Go to wedding with a cold? Need answer fast!

One of my very favorite former law clerks is getting married tomorrow. I have known and her fiance for several years. Our former judge is performing the wedding, and I was looking forward to seeing him and a few other old colleagues (and guzzling champagne) at the reception.

Last Monday, I developed a sore throat. By Thursday (yesterday), my cold was in full swing but I HAD TO be at work. Did what I needed to do and got out of Dodge by late afternoon. Slept 11 hours last night. Cold is still with me; I didn’t go to work today. Will probably go back to bed soon and sleep some more.

I could probably pull myself together enough (with the help of DayQuil) to go to the wedding tomorrow (in the early afternoon), but should I? Am I still contagious? There will be a lot of hugging and chatting and I am afraid of spreading germs and/or inflecting people. Normally, I would stay at home, but I’ve been waiting for this couple to get married for several years and really, really want to be there.

Advice? I’m leaning toward NOT going but would love to have y’all give me an excuse to go. :smiley:

Yeah, you need to err on the side of being contagious. If you do go, you’ll have to make like the elephant man and mask up, and avoid all the fun social parts of the wedding anyhow.

Wait 'till after the honeymoon and take them out to a nice dinner or something.

I think I’d have to give my regrets and not go, too - I think you’re still in the contagious stage of your cold, and staying home when contagious is your best bet.

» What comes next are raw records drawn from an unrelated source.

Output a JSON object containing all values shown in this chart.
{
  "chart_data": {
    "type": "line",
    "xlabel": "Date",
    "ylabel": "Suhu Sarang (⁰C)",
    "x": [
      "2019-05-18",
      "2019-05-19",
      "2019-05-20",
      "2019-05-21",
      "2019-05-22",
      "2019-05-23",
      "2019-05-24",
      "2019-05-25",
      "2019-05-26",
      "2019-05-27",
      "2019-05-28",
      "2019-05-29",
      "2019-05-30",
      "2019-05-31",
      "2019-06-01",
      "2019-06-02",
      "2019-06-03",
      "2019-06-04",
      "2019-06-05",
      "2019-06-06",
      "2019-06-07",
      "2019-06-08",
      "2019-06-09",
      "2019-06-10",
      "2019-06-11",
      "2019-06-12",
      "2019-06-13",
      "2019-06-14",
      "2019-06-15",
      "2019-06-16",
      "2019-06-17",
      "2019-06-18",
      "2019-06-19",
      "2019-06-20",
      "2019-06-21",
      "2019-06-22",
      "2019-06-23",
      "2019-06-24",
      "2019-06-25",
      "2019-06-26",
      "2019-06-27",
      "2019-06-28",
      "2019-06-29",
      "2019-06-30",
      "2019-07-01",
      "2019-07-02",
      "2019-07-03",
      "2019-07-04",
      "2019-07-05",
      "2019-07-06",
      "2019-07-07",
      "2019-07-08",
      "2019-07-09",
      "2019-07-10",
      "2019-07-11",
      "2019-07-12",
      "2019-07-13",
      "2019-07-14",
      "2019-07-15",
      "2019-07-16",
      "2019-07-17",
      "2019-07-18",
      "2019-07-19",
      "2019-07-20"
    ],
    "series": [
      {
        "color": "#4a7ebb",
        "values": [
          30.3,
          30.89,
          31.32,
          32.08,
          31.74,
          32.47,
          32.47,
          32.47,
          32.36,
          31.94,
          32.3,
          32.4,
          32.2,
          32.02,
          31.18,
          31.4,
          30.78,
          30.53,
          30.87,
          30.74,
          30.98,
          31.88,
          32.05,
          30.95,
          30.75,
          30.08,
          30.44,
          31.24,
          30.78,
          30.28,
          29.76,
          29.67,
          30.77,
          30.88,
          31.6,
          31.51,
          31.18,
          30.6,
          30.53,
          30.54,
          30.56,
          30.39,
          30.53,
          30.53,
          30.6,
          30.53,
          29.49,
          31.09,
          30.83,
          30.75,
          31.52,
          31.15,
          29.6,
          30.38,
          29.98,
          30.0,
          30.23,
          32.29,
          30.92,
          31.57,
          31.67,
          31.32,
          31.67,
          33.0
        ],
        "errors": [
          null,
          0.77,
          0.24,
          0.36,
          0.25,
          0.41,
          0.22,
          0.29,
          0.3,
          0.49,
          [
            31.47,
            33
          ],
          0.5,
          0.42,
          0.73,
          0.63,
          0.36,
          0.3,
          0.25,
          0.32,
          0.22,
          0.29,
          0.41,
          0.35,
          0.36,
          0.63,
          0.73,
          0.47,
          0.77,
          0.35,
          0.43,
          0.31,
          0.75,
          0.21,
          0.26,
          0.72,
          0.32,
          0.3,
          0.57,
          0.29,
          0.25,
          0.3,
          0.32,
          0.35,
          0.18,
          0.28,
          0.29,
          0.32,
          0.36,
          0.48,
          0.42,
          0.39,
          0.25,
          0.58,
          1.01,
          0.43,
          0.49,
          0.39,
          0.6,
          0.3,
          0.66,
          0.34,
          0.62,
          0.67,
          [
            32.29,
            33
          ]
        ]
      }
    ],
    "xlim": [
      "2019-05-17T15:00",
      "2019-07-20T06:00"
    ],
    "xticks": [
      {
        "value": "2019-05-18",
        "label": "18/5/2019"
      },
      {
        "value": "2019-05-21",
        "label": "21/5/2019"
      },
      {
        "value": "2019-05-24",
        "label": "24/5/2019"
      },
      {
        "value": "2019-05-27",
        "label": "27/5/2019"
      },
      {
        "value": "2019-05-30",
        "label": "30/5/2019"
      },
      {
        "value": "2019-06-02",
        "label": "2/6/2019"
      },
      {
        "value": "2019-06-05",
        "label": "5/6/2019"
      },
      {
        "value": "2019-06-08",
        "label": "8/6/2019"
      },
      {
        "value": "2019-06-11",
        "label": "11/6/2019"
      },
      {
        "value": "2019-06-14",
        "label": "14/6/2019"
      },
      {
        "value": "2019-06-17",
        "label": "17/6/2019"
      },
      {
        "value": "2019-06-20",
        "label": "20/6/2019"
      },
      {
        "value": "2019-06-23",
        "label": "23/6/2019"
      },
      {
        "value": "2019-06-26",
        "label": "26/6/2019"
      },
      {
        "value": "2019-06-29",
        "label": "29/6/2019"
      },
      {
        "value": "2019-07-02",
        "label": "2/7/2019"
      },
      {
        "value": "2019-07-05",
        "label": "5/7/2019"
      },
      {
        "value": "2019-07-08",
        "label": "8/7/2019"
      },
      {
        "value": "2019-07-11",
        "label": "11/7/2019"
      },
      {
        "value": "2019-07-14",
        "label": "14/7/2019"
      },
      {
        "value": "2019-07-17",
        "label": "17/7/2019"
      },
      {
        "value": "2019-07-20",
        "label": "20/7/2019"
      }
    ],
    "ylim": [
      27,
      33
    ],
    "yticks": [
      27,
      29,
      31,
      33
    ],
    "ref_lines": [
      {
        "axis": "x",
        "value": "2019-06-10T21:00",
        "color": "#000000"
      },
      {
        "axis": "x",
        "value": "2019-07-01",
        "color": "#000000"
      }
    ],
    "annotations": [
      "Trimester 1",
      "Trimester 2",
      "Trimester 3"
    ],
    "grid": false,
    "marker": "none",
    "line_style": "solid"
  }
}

Taking them out for a nice dinner afterwards is a good idea, too.

This happened to me once: some friends (wonderful folks but not best friends) were getting married, and I got horribly sick the day of the wedding. I ended up going, and even dancing with the bride (I told her I was sick and she laughed at me and grabbed me for a dance anyway).

I always was told that the only excuse for declining an invitation once accepted was death. But I figure it was probably a mistake for me to go; I have no defense except that I wasn’t thinking clearly, being sick and all.

Thanks, **Johnny Bravo **and Cat Whisperer. I know you’re both right.

Grrrr! What lousy timing!

Ok, I’ll stay home. :(:(:frowning:

I would go to the ceremony and just let everyone who tries to touch you know that you’ve got a cold. Go to the reception, eat dinner, leave early.

You can manage to not lick and sneeze on others for a couple hours. Don’t shake any hands. Say you’re getting over a cold - no one will be mad.

The pediatrician in my family always says that you’re most contagious early on. According to MedlinePlus:

No, no! I’m with ZipperJJ. I say absolutely go! It’s not just any old get-together, it’s their wedding, for pete’s sake! If it were my wedding, or even if I were just a guest, I would hate for someone to think they had to miss it just because of a cold. Now, if you’re not physically feeling up to it, that’s another thing entirely. But if you’re primarily concerned about infecting people, wash your hands often (especially after you touch your mouth or nose), and if you have to cough or sneeze, turn away from whomever you’re talking to and cover your mouth with your elbow rather than your hand. And if someone leans in for a hug or a deep, soulful kiss, you can just smile and put your hands up gently and say, “Oh, I shouldn’t; I’m getting over a cold.” Unless you’ve actually got, like, pertussis or strep throat or something, I think it will be fine.

You are most contagious the day before you develop symptoms, if that helps.

Like Heart of Dorkness said, just tell people that you’re getting over a cold and don’t want to spread any germs.

I’m not letting a stupid cold keep me away from something awesome I’ve been looking forward to for ages!